Complications retardées des commotions : encéphalopathie chronique post-traumatique (CTE)

C’est au début du XXe siècle, grâce à l’apport de la neurologie de guerre, que le phénomène commotionnel a été très étudié avec notamment le concept du vent de l’obus et de ses conséquences sur le cerveau. Le syndrome post-commotionnel, qualifié de syndrome subjectif des traumatisés crâniens, a été parfaitement décrit par nos prédécesseurs de l’époque. Et même s’il n’existe toujours pas de publications dans ce domaine (notamment sur les rapports entre stress post-traumatique et commotion) du fait des conflits toujours plus nombreux, l’explosion démographique de la pratique du sport dans notre société et plus particulièrement des sports comportant un risque de traumatisme crânien a modifié la donne : depuis les années 1980, c’est en effet le sport qui est le plus grand pourvoyeur d’études sur le phénomène commotionnel. Si c’est avant tout la boxe qui a donné lieu à l’ensemble des publications de la fin des années 1920, et ce jusqu’aux années 1970 avec la démence pugilistique et les conséquences néfastes de la boxe sur le cerveau, depuis les années 1990, c’est le football américain qui est au premier plan outre-Atlantique avec la naissance d’un nouveau concept, l’encéphalopathie chronique post-traumatique (CTE). Mais bien d’autres sports pourraient être concernés du fait des commotions multiples qu’ils engendrent ou de la répétition des subcommotions : du football au rugby en passant par tous les sports de combat (judo, karaté, taekwondo…), l’équitation, la liste est loin d’être exhaustive…

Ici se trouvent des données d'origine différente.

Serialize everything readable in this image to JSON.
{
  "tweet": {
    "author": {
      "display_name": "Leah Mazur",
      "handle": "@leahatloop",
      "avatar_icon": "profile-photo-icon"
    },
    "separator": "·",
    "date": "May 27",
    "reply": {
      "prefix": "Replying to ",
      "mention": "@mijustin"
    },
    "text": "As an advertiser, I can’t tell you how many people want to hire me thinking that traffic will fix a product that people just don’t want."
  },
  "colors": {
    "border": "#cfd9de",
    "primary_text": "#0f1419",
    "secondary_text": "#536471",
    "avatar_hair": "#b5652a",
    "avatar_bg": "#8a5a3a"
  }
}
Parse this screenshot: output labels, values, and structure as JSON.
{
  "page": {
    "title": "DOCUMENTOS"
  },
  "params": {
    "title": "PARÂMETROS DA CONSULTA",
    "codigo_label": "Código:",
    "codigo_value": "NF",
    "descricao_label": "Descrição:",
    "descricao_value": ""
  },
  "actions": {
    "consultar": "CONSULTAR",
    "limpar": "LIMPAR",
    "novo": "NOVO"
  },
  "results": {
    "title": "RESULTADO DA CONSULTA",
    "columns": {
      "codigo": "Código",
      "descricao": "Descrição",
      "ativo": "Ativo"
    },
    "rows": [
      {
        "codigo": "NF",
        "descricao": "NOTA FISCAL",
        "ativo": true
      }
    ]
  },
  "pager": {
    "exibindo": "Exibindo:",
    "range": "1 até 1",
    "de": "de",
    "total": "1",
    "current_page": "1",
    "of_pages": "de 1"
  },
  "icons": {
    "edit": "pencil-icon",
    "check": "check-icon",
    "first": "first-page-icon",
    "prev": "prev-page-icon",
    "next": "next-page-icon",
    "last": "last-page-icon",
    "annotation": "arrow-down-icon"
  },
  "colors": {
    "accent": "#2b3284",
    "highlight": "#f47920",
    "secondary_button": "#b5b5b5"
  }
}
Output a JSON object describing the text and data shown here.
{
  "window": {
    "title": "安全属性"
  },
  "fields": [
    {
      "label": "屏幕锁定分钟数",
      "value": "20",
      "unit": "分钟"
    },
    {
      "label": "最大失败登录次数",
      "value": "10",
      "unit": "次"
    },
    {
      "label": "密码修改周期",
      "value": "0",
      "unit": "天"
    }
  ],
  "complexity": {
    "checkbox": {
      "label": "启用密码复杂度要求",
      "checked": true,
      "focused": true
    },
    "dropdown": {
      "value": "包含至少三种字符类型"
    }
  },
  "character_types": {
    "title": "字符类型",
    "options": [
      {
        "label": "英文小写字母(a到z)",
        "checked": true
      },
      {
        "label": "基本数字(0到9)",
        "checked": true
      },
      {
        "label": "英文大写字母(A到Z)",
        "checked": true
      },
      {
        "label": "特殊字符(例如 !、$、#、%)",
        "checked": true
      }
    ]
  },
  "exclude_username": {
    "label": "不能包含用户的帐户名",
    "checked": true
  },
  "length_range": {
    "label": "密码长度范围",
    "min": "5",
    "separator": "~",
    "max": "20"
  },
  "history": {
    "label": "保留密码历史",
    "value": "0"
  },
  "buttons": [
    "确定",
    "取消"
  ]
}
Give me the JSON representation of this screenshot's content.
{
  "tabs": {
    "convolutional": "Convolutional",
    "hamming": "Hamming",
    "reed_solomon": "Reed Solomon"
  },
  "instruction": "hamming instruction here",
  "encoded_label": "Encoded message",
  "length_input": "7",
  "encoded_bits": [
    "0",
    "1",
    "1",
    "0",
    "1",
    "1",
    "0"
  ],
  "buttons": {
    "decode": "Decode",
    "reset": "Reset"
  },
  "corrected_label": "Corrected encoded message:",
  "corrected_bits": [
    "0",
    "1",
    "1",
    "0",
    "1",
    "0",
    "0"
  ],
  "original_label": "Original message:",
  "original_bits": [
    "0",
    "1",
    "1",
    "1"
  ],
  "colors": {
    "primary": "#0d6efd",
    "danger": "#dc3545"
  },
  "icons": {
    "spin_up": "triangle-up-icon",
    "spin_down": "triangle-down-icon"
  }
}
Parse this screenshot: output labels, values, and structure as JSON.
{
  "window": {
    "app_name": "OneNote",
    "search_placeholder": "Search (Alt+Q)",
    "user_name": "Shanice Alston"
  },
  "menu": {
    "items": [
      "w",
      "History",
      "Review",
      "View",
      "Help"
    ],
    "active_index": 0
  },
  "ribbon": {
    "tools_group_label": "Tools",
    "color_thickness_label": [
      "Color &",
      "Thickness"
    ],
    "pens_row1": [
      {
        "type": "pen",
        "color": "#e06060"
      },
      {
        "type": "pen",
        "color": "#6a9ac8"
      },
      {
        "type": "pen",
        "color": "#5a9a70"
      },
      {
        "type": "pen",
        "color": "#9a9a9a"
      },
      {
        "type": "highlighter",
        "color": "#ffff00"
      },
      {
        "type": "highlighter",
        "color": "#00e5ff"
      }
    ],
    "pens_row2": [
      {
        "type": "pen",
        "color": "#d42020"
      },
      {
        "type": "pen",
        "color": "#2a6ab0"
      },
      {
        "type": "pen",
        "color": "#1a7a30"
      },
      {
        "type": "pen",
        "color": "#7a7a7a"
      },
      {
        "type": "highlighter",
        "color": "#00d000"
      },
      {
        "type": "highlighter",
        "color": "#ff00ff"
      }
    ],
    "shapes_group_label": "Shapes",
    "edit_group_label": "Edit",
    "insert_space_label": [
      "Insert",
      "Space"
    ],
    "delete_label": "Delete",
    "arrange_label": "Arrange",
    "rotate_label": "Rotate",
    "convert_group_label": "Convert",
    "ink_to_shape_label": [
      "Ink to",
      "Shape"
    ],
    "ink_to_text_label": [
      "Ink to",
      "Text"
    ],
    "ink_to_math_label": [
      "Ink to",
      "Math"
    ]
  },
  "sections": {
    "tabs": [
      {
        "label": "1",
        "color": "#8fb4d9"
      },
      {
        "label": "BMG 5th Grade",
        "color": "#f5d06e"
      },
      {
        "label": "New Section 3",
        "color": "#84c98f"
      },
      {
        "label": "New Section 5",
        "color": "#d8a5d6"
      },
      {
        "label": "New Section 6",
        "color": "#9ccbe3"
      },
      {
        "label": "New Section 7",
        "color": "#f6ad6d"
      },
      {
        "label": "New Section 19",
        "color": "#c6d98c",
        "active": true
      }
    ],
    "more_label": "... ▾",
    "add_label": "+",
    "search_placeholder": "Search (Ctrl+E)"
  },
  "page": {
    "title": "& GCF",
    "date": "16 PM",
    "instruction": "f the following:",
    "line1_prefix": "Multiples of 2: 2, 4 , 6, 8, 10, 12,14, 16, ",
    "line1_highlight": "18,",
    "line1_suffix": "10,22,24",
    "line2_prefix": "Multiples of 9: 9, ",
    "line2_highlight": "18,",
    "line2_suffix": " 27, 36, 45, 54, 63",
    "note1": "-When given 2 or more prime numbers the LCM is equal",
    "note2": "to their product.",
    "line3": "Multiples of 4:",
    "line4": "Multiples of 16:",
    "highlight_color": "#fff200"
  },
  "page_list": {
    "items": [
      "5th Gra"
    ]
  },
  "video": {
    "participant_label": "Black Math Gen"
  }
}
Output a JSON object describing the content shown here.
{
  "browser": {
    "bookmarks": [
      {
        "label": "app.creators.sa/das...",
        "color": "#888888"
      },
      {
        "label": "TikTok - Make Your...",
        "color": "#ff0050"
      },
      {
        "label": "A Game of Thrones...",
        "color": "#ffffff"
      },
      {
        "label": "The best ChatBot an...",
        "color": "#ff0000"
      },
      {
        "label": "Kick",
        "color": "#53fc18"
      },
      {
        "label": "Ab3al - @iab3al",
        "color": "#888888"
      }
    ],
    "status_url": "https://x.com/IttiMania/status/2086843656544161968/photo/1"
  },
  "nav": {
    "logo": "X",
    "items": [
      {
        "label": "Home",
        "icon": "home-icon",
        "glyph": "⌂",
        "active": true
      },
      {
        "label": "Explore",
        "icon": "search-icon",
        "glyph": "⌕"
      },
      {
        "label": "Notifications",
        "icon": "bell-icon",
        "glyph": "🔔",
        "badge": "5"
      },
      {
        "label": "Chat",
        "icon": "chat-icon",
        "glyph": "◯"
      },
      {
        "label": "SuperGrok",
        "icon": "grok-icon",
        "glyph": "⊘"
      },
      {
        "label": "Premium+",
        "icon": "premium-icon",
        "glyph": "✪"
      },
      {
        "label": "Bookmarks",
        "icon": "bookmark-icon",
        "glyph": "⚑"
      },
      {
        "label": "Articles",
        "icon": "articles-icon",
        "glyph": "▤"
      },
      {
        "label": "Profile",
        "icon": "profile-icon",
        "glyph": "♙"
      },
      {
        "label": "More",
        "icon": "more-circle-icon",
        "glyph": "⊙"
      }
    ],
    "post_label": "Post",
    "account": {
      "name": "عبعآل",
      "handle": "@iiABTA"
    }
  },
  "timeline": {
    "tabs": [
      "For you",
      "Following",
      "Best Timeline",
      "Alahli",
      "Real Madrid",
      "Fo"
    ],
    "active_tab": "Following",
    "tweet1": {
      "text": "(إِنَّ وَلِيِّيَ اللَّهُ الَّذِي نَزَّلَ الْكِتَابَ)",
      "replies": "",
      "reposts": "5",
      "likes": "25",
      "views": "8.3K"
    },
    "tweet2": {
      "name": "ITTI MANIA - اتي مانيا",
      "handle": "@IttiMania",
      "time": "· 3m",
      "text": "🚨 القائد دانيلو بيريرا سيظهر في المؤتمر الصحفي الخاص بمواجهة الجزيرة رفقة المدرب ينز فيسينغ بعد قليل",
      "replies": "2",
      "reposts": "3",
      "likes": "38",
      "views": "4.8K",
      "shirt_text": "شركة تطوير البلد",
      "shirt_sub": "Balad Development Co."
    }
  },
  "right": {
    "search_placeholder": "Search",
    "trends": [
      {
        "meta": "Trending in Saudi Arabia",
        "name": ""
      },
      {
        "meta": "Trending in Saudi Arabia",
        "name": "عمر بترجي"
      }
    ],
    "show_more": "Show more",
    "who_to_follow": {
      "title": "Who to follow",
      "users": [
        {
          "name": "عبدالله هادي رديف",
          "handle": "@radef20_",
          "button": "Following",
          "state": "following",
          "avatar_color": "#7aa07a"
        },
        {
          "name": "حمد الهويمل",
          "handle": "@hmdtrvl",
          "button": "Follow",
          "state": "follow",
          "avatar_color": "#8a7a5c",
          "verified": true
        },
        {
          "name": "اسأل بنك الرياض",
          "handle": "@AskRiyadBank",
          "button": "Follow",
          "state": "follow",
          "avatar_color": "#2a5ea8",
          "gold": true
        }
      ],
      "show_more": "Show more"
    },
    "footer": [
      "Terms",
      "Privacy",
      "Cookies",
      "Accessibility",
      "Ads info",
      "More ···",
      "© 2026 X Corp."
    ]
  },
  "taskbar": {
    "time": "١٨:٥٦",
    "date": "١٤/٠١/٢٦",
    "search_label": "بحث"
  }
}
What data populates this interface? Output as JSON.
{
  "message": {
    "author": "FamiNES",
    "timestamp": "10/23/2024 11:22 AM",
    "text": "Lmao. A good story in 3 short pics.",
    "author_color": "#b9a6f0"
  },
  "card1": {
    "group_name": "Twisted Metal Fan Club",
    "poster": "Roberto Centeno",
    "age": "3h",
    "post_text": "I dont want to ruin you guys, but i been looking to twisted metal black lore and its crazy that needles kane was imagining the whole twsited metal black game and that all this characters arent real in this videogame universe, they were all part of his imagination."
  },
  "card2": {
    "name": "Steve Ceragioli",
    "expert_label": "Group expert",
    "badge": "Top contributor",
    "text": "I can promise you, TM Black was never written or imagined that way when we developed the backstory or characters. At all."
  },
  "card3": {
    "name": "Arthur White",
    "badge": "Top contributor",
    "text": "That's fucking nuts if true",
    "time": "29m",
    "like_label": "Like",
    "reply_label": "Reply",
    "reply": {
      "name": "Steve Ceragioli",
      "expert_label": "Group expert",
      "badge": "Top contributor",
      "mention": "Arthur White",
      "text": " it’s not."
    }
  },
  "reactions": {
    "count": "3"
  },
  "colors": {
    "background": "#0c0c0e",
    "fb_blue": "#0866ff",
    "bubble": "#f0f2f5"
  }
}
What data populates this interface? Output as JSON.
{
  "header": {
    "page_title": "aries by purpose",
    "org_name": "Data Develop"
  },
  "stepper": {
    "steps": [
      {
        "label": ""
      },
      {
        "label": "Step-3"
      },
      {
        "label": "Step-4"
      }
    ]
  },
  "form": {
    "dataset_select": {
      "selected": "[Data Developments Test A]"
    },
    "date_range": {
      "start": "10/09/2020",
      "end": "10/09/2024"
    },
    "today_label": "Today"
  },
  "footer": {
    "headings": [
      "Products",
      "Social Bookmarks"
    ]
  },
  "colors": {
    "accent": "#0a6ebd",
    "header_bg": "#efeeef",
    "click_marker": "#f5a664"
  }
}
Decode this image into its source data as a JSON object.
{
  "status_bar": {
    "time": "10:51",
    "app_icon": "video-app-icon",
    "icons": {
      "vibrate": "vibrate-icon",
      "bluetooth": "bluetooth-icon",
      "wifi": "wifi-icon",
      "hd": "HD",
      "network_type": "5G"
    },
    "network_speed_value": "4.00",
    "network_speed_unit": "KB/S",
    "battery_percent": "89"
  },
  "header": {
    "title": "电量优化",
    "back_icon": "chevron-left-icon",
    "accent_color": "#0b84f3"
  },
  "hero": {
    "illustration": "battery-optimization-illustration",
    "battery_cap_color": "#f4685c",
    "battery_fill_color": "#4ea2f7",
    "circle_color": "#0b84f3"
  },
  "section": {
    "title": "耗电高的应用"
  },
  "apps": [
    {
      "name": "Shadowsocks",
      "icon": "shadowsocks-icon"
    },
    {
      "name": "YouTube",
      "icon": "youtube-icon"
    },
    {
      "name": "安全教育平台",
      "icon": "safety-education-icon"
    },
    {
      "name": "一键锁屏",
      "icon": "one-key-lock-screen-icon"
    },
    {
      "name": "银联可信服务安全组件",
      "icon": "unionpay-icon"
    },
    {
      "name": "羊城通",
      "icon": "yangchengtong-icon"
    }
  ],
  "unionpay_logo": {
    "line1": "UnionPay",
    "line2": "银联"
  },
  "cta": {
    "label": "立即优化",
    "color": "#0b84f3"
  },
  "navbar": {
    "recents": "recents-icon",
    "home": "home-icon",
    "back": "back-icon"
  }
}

La boxe : du concept de punch drunk à celui de démence pugilistique

Le Punch Drunk a été décrit en 1928 par Harrisson Martland, médecin légiste et passionné de boxe, chez des boxeurs atteints de démence, de dysarthrie et de syndrome cérébelleux (1).

En 1934, Parker rapporta trois cas d’encéphalopathie traumatique chez des boxeurs professionnels qui avaient des troubles cognitifs et qui « mentalement, étaient devenus comme des enfants ». Il évoqua aussi le fait qu’il pouvait exister chez ces patients une prédisposition génétique au développement de la pathologie pour laquelle le traumatisme avait une causalité certaine (2).

C’est Millspaugh qui inventa le concept de dementia pugilistica en 1937, entité regroupant des troubles cognitifs associés à une ataxie et à un syndrome parkinsonien. Des tremblements du chef et des extrémités, un syndrome pyramidal et des troubles du comportement pouvaient s’y ajouter. Avec son équipe, il décrivit les trois étapes de la maladie. Le premier stade comporte des troubles affectifs et psychiatriques, le deuxième, une sociopathie, des troubles du comportement et un syndrome parkinsonien débutant. Le troisième stade est défini par une atteinte cognitive qui mène à la démence avec un syndrome parkinsonien plus sévère associé à des troubles de l’équilibre (3).

Corsellis publia en 1973 ses constatations anatomopathologiques à propos de 15 cerveaux de boxeurs retraités décédés et fit une description très précise de la démence pugilistique. L’examen macroscopique du cerveau était toujours anormal avec une augmentation de la taille des ventricules, une fenestration du septum pellucidum, une atrophie corticale et cérébelleuse et une pâleur de la substance noire. À noter que tous étaient des boxeurs âgés de plus de 60 ans.

À l’examen microscopique, il constata la présence de dégénérescences neurofibrillaires (DNF) autour des vaisseaux dans le cortex, mais aussi des plaques amyloïdes avec cependant peu de lésions dans l’hippocampe et le cortex enthorhinal contrairement à la maladie l’Alzheimer, cet élément faisant évoquer une maladie différente de la maladie d’Alzheimer (4).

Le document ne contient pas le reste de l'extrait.